What is the significance of the tattoo "A-7713" that Elie gets at Buna?

2 Answers

holfie's profile pic

holfie | College Teacher | (Level 1) Assistant Educator

Posted on

Hi Vikvik,

The tattoo that Wiesel receives is given to him by the Nazi soldiers.  From that point on, Elie is not referred to by his name, but rather by his number.  This is another example of the dehumanization of the Jewish people by their Nazi captors.  First, the Nazis take the Jewish people's homes, then they take their families (when they separate them just off the trains), then they take their clothes, and finally, they take their identities, by using the same type of number identification system that is used with cattle.  In the end, the Nazis will take many Jewish lives as well, including those of members of Elie's family.

Hope this helps!

Teacher Holfie

mwestwood's profile pic

mwestwood | College Teacher | (Level 3) Distinguished Educator

Posted on

According to the Holocaust Encyclopedia, tattoos were only issued at Auschwitz concentration camp complex. In Chapter 3 of Night, Elie and his family are brought to Auschwitz-Birkenau where they are given tattoos of numbers on their arms. Elie's number is A-7713. The SS authorities used tattooing primarily as a means of identification. After the Jews in the camp died, their clothing was removed, and this tattooed number was the only means of identifying the bodies. However, those who were sent to the gas chambers immediately were not tattooed. Inmates also had to show their numbers at different times—one of which was in order to receive food.

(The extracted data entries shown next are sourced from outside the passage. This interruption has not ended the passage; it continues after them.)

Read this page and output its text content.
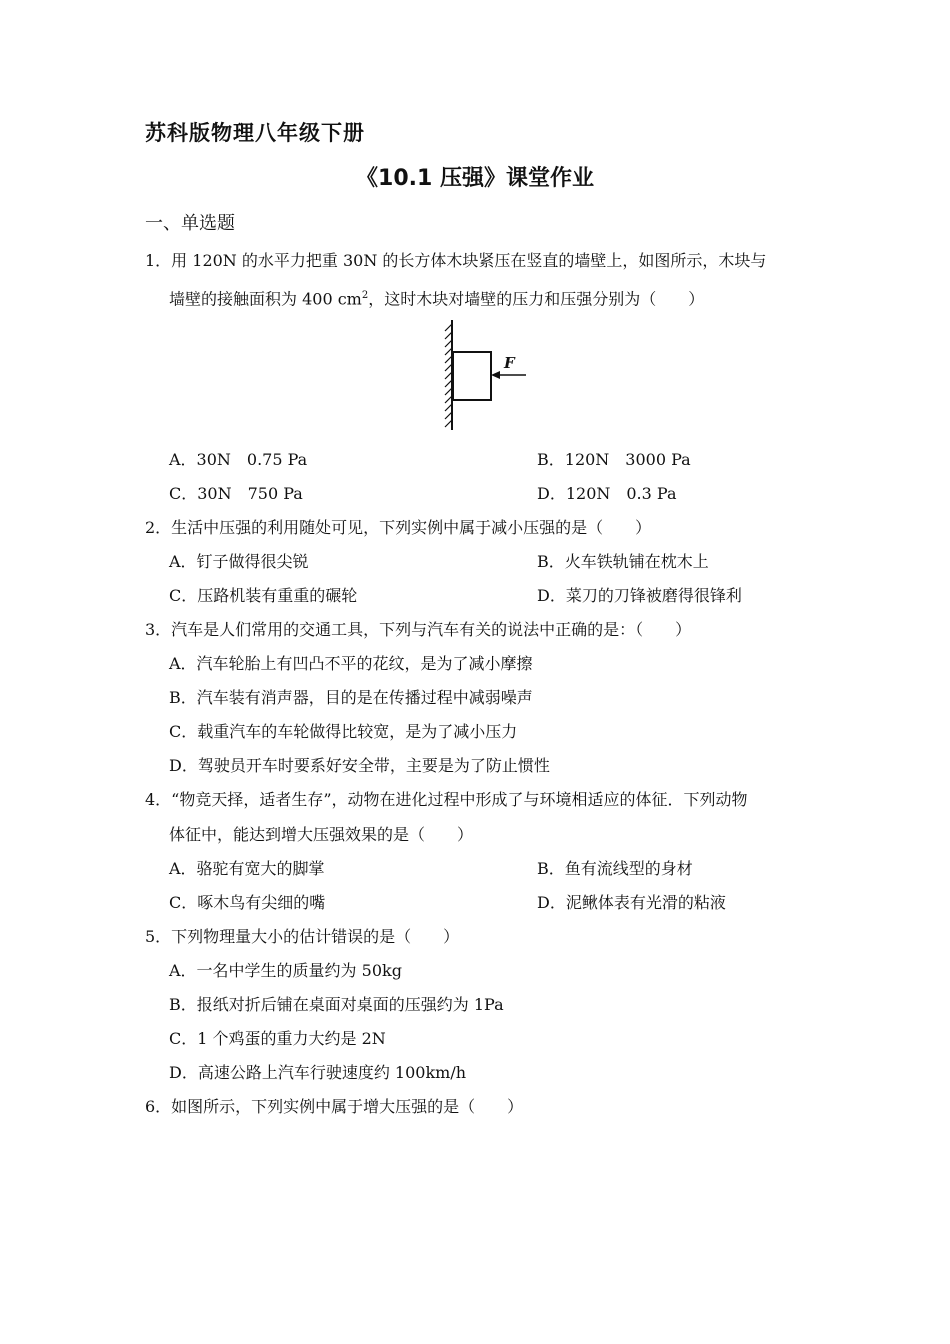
苏科版物理八年级下册
《10.1 压强》课堂作业
一、单选题
1．用 120N 的水平力把重 30N 的长方体木块紧压在竖直的墙壁上，如图所示，木块与
墙壁的接触面积为 400 $cm^2$，这时木块对墙壁的压力和压强分别为（　　）
F
A．30N　0.75 Pa	B．120N　3000 Pa
C．30N　750 Pa	D．120N　0.3 Pa
2．生活中压强的利用随处可见，下列实例中属于减小压强的是（　　）
A．钉子做得很尖锐	B．火车铁轨铺在枕木上
C．压路机装有重重的碾轮	D．菜刀的刀锋被磨得很锋利
3．汽车是人们常用的交通工具，下列与汽车有关的说法中正确的是：（　　）
A．汽车轮胎上有凹凸不平的花纹，是为了减小摩擦
B．汽车装有消声器，目的是在传播过程中减弱噪声
C．载重汽车的车轮做得比较宽，是为了减小压力
D．驾驶员开车时要系好安全带，主要是为了防止惯性
4．“物竞天择，适者生存”，动物在进化过程中形成了与环境相适应的体征．下列动物
体征中，能达到增大压强效果的是（　　）
A．骆驼有宽大的脚掌	B．鱼有流线型的身材
C．啄木鸟有尖细的嘴	D．泥鳅体表有光滑的粘液
5．下列物理量大小的估计错误的是（　　）
A．一名中学生的质量约为 50kg
B．报纸对折后铺在桌面对桌面的压强约为 1Pa
C．1 个鸡蛋的重力大约是 2N
D．高速公路上汽车行驶速度约 100km/h
6．如图所示，下列实例中属于增大压强的是（　　）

As he moves in one line to be tattooed, Elie finds himself face-to-face with the notorious "Angel of Death," Dr. Mengele. After Elie and his father are marked with numbers, they are moved to another place that has no floor. There they wait and spend their time sleeping. Some of the prisoners have been sent to the gas chambers, but Elie and his father are among those who are marched for four hours to Buna three weeks later. 

Elie comments on this time in his life:

I thought of us as damned souls wandering through the void, souls condemned to wander through space until the end of time, seeking redemption, seeking oblivion, without any hope of finding either. (Ch.3)

His despair is in sharp contrast to the giggling German girls who allow the Nazi guards taking the Jews to Buna to flirt with them and even kiss them.